We eat all kinds of foods stuff. Meats, vegetables, fruits. Most of them can have cancers of one kind or another. For eg. Trees can get cancers so i am assuming fruits do too.
This question therefore asks can cancers from animals pass on to humans after consumption.
Or if consuming human flesh from cancer sufferer can it pass on to the consumer, not wishing to debate cannabalism here.
Plant “cancers” are usually caused by viruses, and I don’t know of any plant viruses that are capable of infecting humans, so I’d say the chance of catching cancer from your lunch apple are quite low.
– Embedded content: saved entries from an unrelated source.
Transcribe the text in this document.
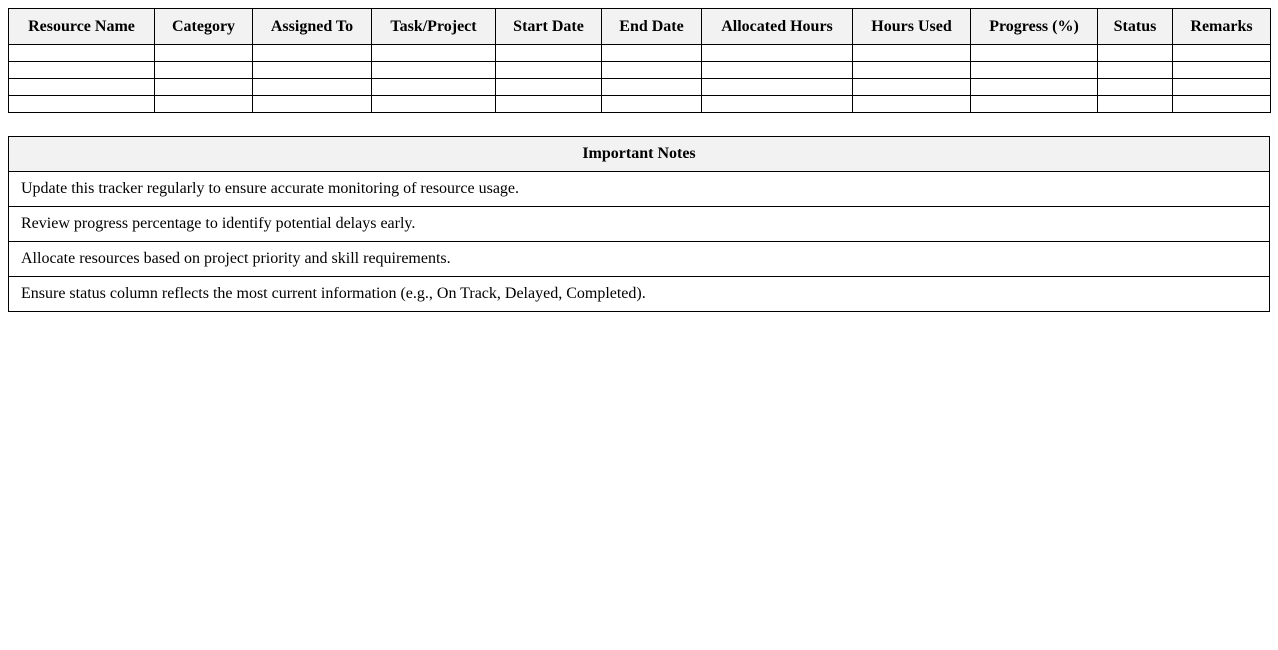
Resource Name	Category	Assigned To	Task/Project	Start Date	End Date	Allocated Hours	Hours Used	Progress (%)	Status	Remarks

Important Notes
Update this tracker regularly to ensure accurate monitoring of resource usage.
Review progress percentage to identify potential delays early.
Allocate resources based on project priority and skill requirements.
Ensure status column reflects the most current information (e.g., On Track, Delayed, Completed).
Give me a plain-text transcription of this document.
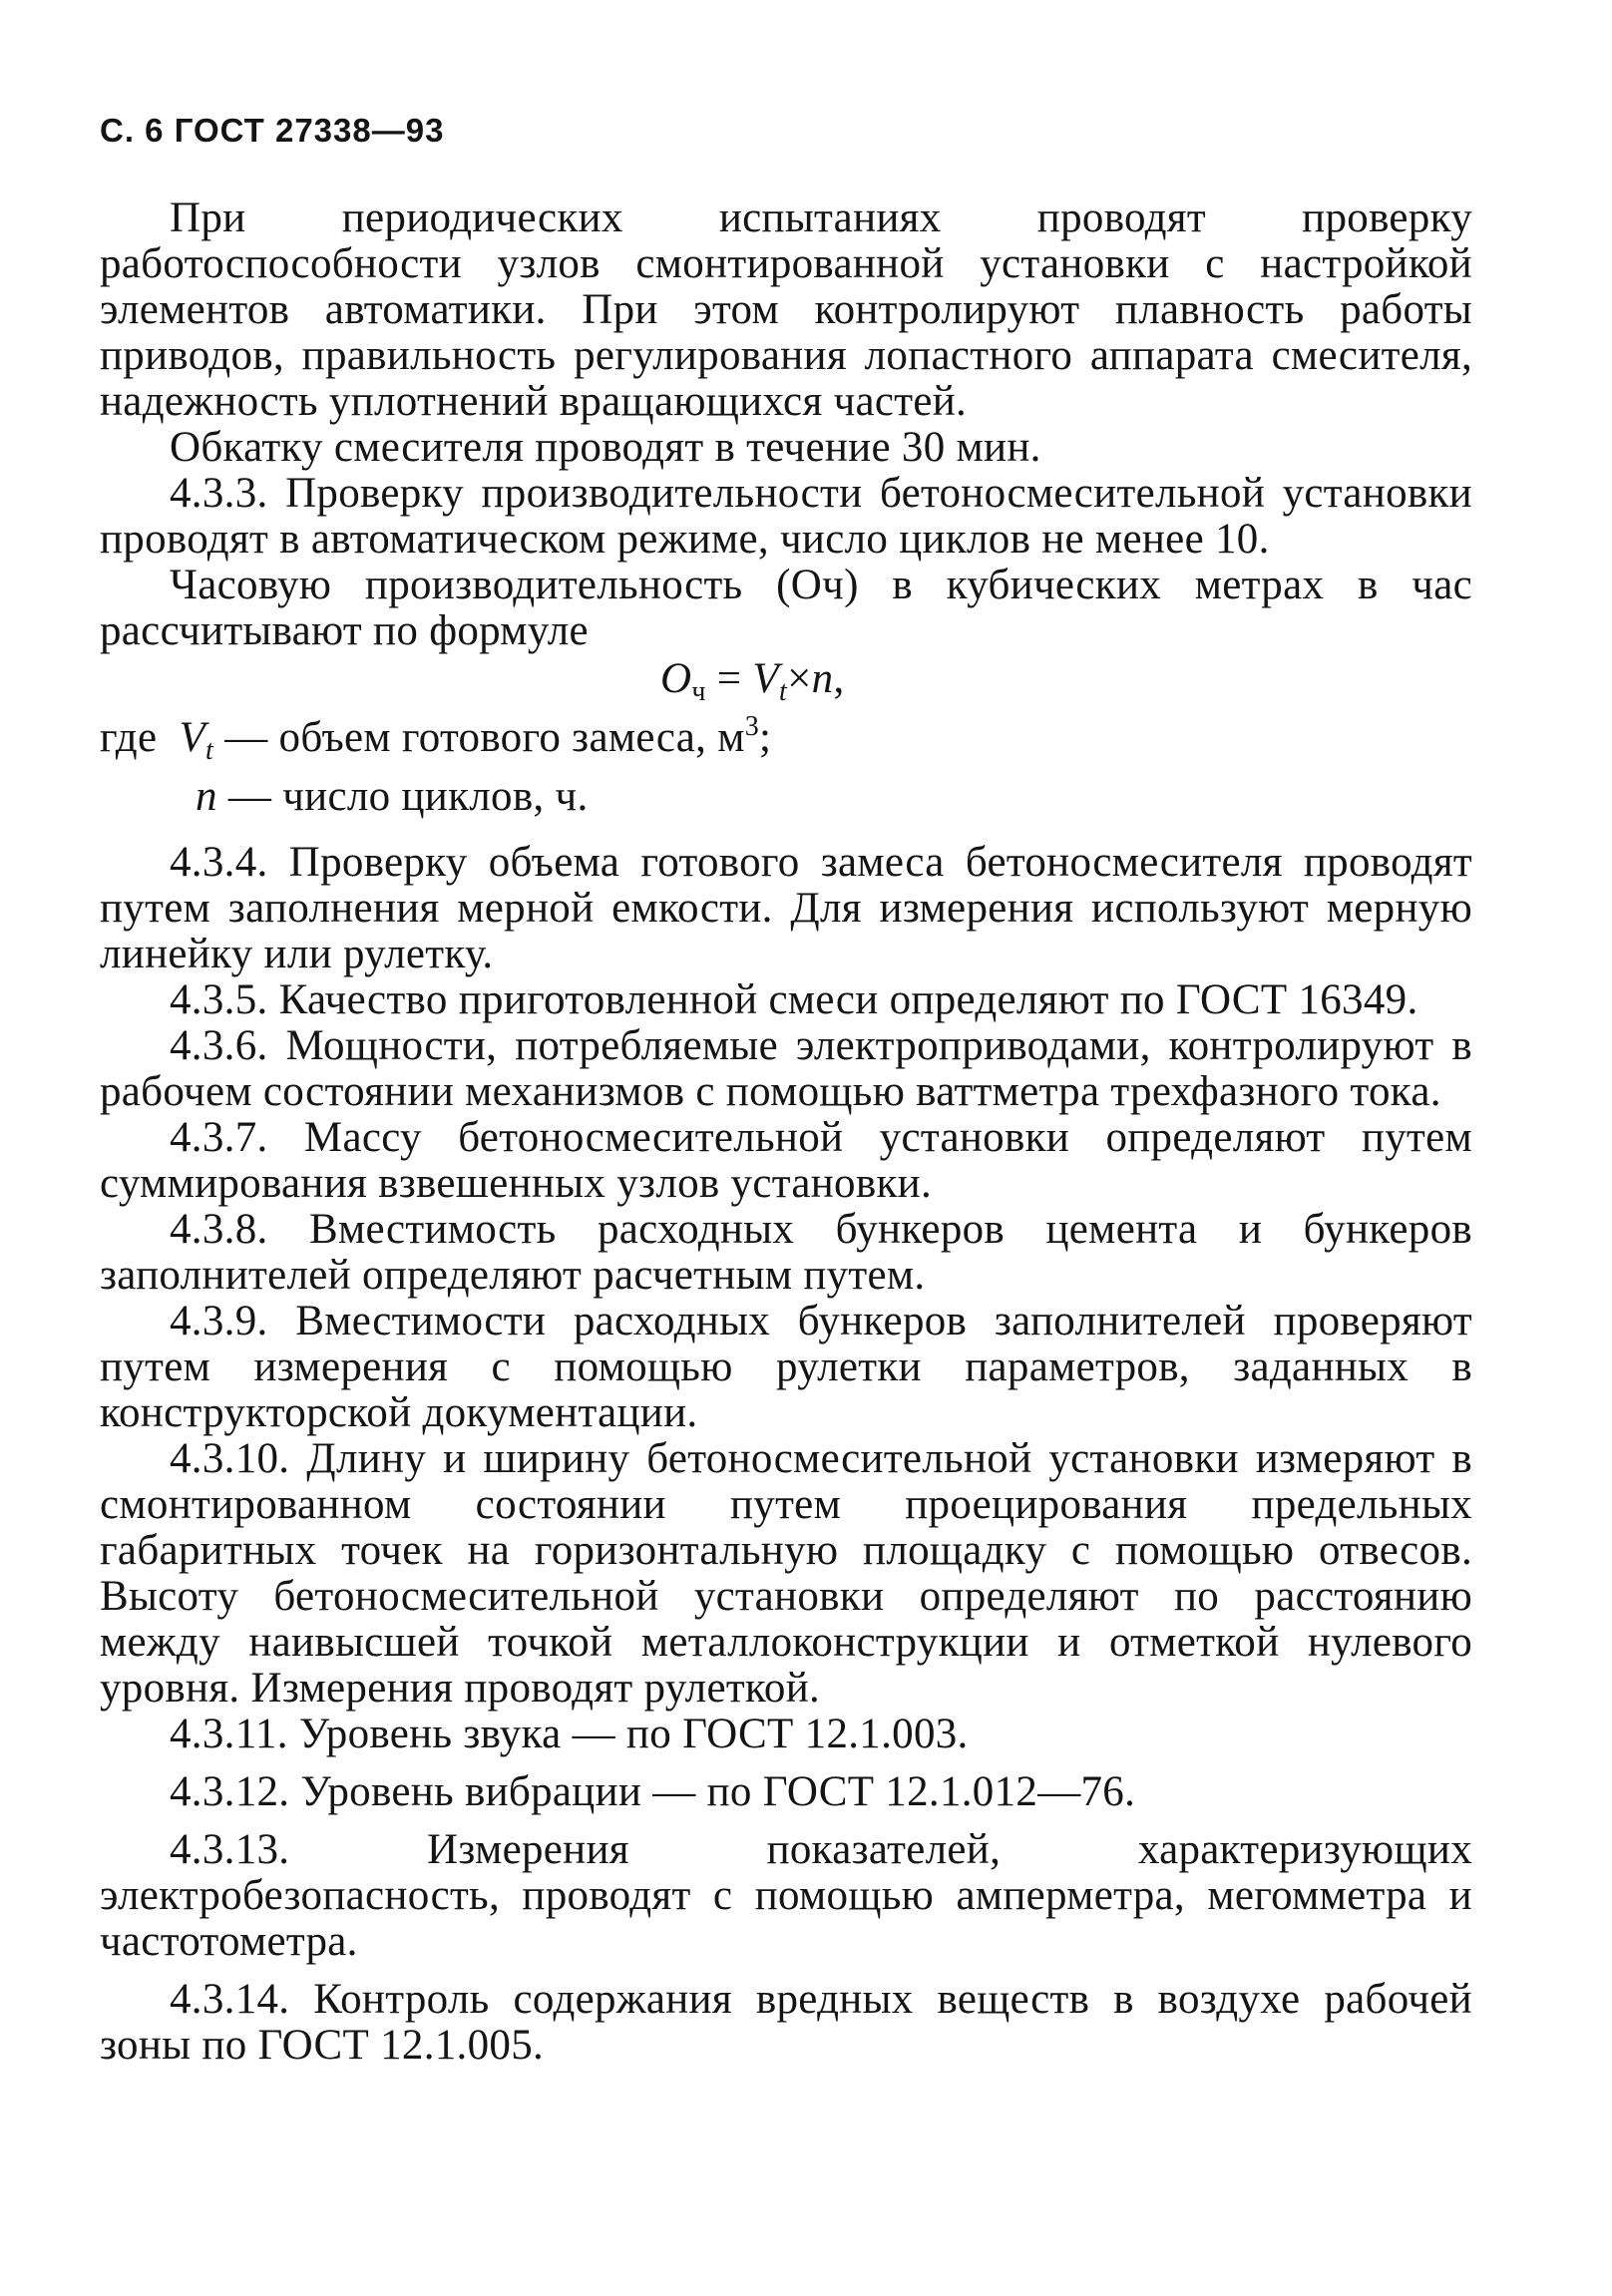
С. 6 ГОСТ 27338—93

При периодических испытаниях проводят проверку работоспособности узлов смонтированной установки с настройкой элементов автоматики. При этом контролируют плавность работы приводов, правильность регулирования лопастного аппарата смесителя, надежность уплотнений вращающихся частей.

Обкатку смесителя проводят в течение 30 мин.

4.3.3. Проверку производительности бетоносмесительной установки проводят в автоматическом режиме, число циклов не менее 10.

Часовую производительность (Oч) в кубических метрах в час рассчитывают по формуле

$O_ч = Vt\times n$,

где Vt — объем готового замеса, $м^3$;

n — число циклов, ч.

4.3.4. Проверку объема готового замеса бетоносмесителя проводят путем заполнения мерной емкости. Для измерения используют мерную линейку или рулетку.

4.3.5. Качество приготовленной смеси определяют по ГОСТ 16349.

4.3.6. Мощности, потребляемые электроприводами, контролируют в рабочем состоянии механизмов с помощью ваттметра трехфазного тока.

4.3.7. Массу бетоносмесительной установки определяют путем суммирования взвешенных узлов установки.

4.3.8. Вместимость расходных бункеров цемента и бункеров заполнителей определяют расчетным путем.

4.3.9. Вместимости расходных бункеров заполнителей проверяют путем измерения с помощью рулетки параметров, заданных в конструкторской документации.

4.3.10. Длину и ширину бетоносмесительной установки измеряют в смонтированном состоянии путем проецирования предельных габаритных точек на горизонтальную площадку с помощью отвесов. Высоту бетоносмесительной установки определяют по расстоянию между наивысшей точкой металлоконструкции и отметкой нулевого уровня. Измерения проводят рулеткой.

4.3.11. Уровень звука — по ГОСТ 12.1.003.

4.3.12. Уровень вибрации — по ГОСТ 12.1.012—76.

4.3.13. Измерения показателей, характеризующих электробезопасность, проводят с помощью амперметра, мегомметра и частотометра.

4.3.14. Контроль содержания вредных веществ в воздухе рабочей зоны по ГОСТ 12.1.005.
There are cancers that are transmissible between animals (of the same species); there is no common cancer of this type in humans, but there are very, very rare reports of humans acquiring tumors by getting pieces of someone else’s tumor tissue into their body, through tissue transplants or in at least one case a wound (a surgeon who accidentally stabbed himself while operating on a cancer patient). I suspect that eating cancerous tissue wouldn’t do much unless you had a wound in your mouth; otherwise the tissue would just get digested like any other piece of meat.
And there are human viruses that cause cancer, but I don’t believe any of them is capable of being transmitted through food.
Well, Tasmanian Devils can get cancer from biting Tasmanian Devils. Which is technically sort of like eating.
Oops, I see that’s already been posted. So a different answer: cancer is caused by the genetic controls that limit cell growth being broken. So for a transmissible cancer to survive, it would have to be a cell type that is compatible with your body–something that your own immune system doesn’t attack and is allowed to grow unchecked. It would be acting as some sort of endoparasite, not transforming your own cells to cancer. So, I’d say the more different two species, the less likely cancer would result, unless it somehow managed to by chance evolve defenses against your immune system (as other endoparasites have.)